The uniform policy changes are a long-awaited return to normal after months of careful analysis and discussion by the services, providing service members more flexibility in their daily lives.

The policies permit both services to wear military uniforms between a person’s residence and official duty locations, at off-base establishments including restaurants and caf├ęs, barbershops, gas stations, drugstores, quick convenience stops at shops, and other similar locations within the local area of one’s commute.

However, some locations and services remain prohibited in uniform for both services including off-base bars, nightclubs, dance clubs, and hookah lounges.  Additionally, service members are prohibited from consuming alcohol off base while in uniform.

The Air Force and Army policies contain some minor differences in permitted activities.  Personnel should review the policy letters carefully and check with unit supervisors if they have questions. 

Air Force leaders and security forces personnel have worked in tandem to ensure this policy change implements procedures that best balance risk, the welfare of Airmen, and bolster community relations. The uniform policy will be evaluated on a regular basis to determine if changes are required based on the threat and risk at the time.

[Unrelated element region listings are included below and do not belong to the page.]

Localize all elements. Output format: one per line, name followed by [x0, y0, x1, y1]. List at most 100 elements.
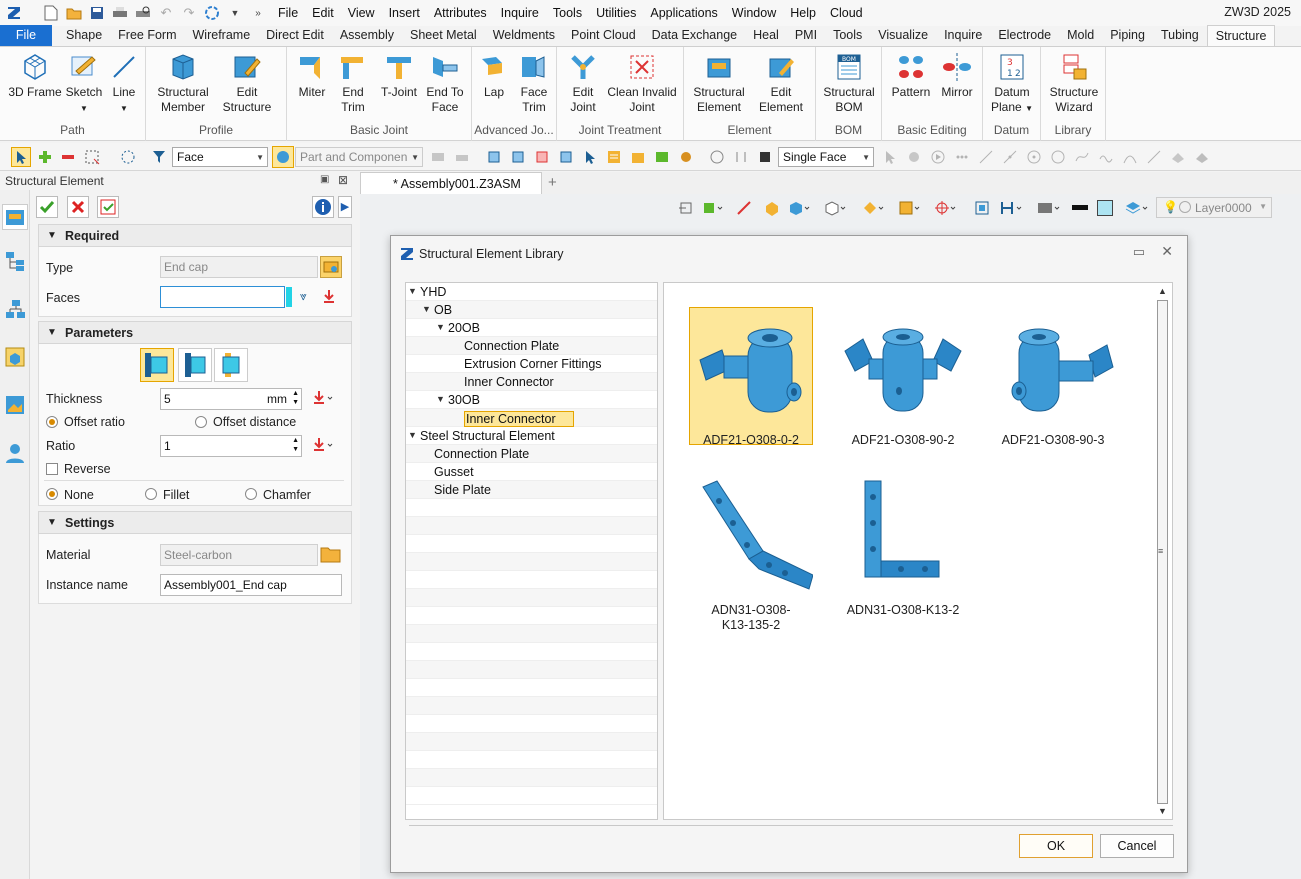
- line-weight-icon[interactable]: [1072, 205, 1088, 210]
- cap-style-1-button[interactable]: [140, 348, 174, 382]
- snap-solid-icon[interactable]: [1194, 149, 1210, 165]
- expand-chevron-icon[interactable]: ▼: [436, 394, 445, 404]
- menu-insert[interactable]: Insert: [382, 6, 427, 20]
- pin-icon[interactable]: ▣: [320, 174, 329, 185]
- snap-curve-icon[interactable]: [1074, 149, 1090, 165]
- spinner-icon[interactable]: ▲ ▼: [292, 389, 299, 407]
- tab-shape[interactable]: Shape: [58, 25, 110, 46]
- line-dropdown-icon[interactable]: ▼: [120, 104, 128, 113]
- section-settings[interactable]: ▼ Settings: [38, 511, 352, 534]
- section-parameters[interactable]: ▼ Parameters: [38, 321, 352, 344]
- lap-button[interactable]: Lap: [476, 51, 512, 100]
- ratio-input[interactable]: 1 ▲ ▼: [160, 435, 302, 457]
- filter-settings-icon[interactable]: [430, 149, 446, 165]
- assembly-tree-icon[interactable]: [4, 298, 26, 320]
- tree-item[interactable]: Inner Connector: [406, 373, 657, 391]
- snap-line2-icon[interactable]: [1002, 149, 1018, 165]
- fit-view-icon[interactable]: [974, 200, 990, 216]
- pick-icon-4[interactable]: [558, 149, 574, 165]
- snap-points-icon[interactable]: [954, 149, 970, 165]
- ratio-measure-icon[interactable]: [312, 437, 334, 456]
- reverse-checkbox[interactable]: [46, 463, 58, 475]
- redo-icon[interactable]: ↷: [179, 3, 199, 23]
- structural-member-button[interactable]: Structural Member: [152, 51, 214, 115]
- part-filter-toggle-icon[interactable]: [272, 146, 294, 168]
- dialog-close-icon[interactable]: ✕: [1161, 243, 1173, 260]
- snap-play-icon[interactable]: [930, 149, 946, 165]
- pattern-button[interactable]: Pattern: [888, 51, 934, 100]
- render-mode-icon[interactable]: [862, 200, 886, 216]
- type-field[interactable]: End cap: [160, 256, 318, 278]
- open-folder-icon[interactable]: [64, 3, 84, 23]
- menu-inquire[interactable]: Inquire: [494, 6, 546, 20]
- snap-gear-icon[interactable]: [906, 149, 922, 165]
- view-tools-icon[interactable]: [702, 200, 726, 216]
- section-view-icon[interactable]: [1000, 200, 1024, 216]
- tree-item[interactable]: ▼ OB: [406, 301, 657, 319]
- filter-icon[interactable]: [151, 149, 167, 165]
- history-tree-icon[interactable]: [4, 250, 26, 272]
- structural-element-tab-icon[interactable]: [2, 204, 28, 230]
- library-item-adn31-o308-k13-135-2[interactable]: ADN31-O308- K13-135-2: [689, 469, 814, 633]
- mirror-button[interactable]: Mirror: [936, 51, 978, 100]
- gallery-scrollbar[interactable]: ▲ ≡ ▼: [1154, 284, 1171, 818]
- sketch-dropdown-icon[interactable]: ▼: [80, 104, 88, 113]
- snap-surface-icon[interactable]: [1170, 149, 1186, 165]
- image-view-icon[interactable]: [4, 394, 26, 416]
- snap-icon-2[interactable]: [733, 149, 749, 165]
- face-trim-button[interactable]: Face Trim: [514, 51, 554, 115]
- apply-button[interactable]: [97, 196, 119, 218]
- structure-wizard-button[interactable]: Structure Wizard: [1045, 51, 1103, 115]
- tab-weldments[interactable]: Weldments: [485, 25, 563, 46]
- scroll-up-icon[interactable]: ▲: [1158, 286, 1167, 296]
- more-icon[interactable]: »: [248, 3, 268, 23]
- type-browse-button[interactable]: [320, 256, 342, 278]
- menu-file[interactable]: File: [271, 6, 305, 20]
- tree-item[interactable]: ▼ 20OB: [406, 319, 657, 337]
- cancel-x-button[interactable]: [67, 196, 89, 218]
- document-tab[interactable]: * Assembly001.Z3ASM: [360, 172, 542, 194]
- menu-view[interactable]: View: [341, 6, 382, 20]
- material-field[interactable]: Steel-carbon: [160, 544, 318, 566]
- tab-sheet-metal[interactable]: Sheet Metal: [402, 25, 485, 46]
- tab-electrode[interactable]: Electrode: [990, 25, 1059, 46]
- menu-applications[interactable]: Applications: [643, 6, 724, 20]
- shade-view-icon[interactable]: [764, 200, 780, 216]
- ok-check-button[interactable]: [36, 196, 58, 218]
- tree-item[interactable]: ▼ Steel Structural Element: [406, 427, 657, 445]
- lasso-select-icon[interactable]: [120, 149, 136, 165]
- snap-line-icon[interactable]: [978, 149, 994, 165]
- offset-distance-radio[interactable]: [195, 416, 207, 428]
- tab-heal[interactable]: Heal: [745, 25, 787, 46]
- tree-item[interactable]: Extrusion Corner Fittings: [406, 355, 657, 373]
- sketch-button[interactable]: Sketch ▼: [62, 51, 106, 116]
- expand-chevron-icon[interactable]: ▼: [422, 304, 431, 314]
- thickness-measure-icon[interactable]: [312, 390, 334, 409]
- snap-circle-icon[interactable]: [1050, 149, 1066, 165]
- snap-arc-icon[interactable]: [1122, 149, 1138, 165]
- layer-pick-icon[interactable]: [630, 149, 646, 165]
- scroll-down-icon[interactable]: ▼: [1158, 806, 1167, 816]
- menu-edit[interactable]: Edit: [305, 6, 341, 20]
- tab-mold[interactable]: Mold: [1059, 25, 1102, 46]
- ok-button[interactable]: OK: [1019, 834, 1093, 858]
- print-filter-icon[interactable]: [454, 149, 470, 165]
- tab-direct-edit[interactable]: Direct Edit: [258, 25, 332, 46]
- tab-visualize[interactable]: Visualize: [870, 25, 936, 46]
- layer-select[interactable]: 💡 Layer0000 ▼: [1156, 197, 1272, 218]
- menu-help[interactable]: Help: [783, 6, 823, 20]
- wire-cube-icon[interactable]: [824, 200, 848, 216]
- tab-wireframe[interactable]: Wireframe: [185, 25, 259, 46]
- pick-icon-2[interactable]: [510, 149, 526, 165]
- view-back-icon[interactable]: [678, 200, 694, 216]
- tree-item[interactable]: Side Plate: [406, 481, 657, 499]
- cap-style-2-button[interactable]: [178, 348, 212, 382]
- tree-item[interactable]: Gusset: [406, 463, 657, 481]
- remove-icon[interactable]: [60, 149, 76, 165]
- tab-assembly[interactable]: Assembly: [332, 25, 402, 46]
- add-icon[interactable]: [37, 149, 53, 165]
- 3d-frame-button[interactable]: 3D Frame: [6, 51, 64, 100]
- add-tab-icon[interactable]: +: [548, 174, 557, 191]
- end-trim-button[interactable]: End Trim: [335, 51, 371, 115]
- save-icon[interactable]: [87, 3, 107, 23]
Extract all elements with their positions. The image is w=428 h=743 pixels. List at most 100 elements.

“This policy opens the doors to many great new opportunities for both our service members and host nation partners here in the KMC,” said Tech. Sgt. Jacob Petersen, 86th Security Forces Squadron Antiterrorism/Force Protection noncommissioned officer in charge. “It is extremely vital with this new freedom of movement within the local area that all personnel continue to make smart decisions while off installation and keep operations security in the forefront of their minds. Remember that a solid OPSEC and Antiterrorism Program requires every individual to maintain awareness, practice personal security measures, and report suspicious activity.”

As Airmen do stateside, they should be prepared to practice safety and security precautions, and report any suspicious activity through the Eagle Eyes program.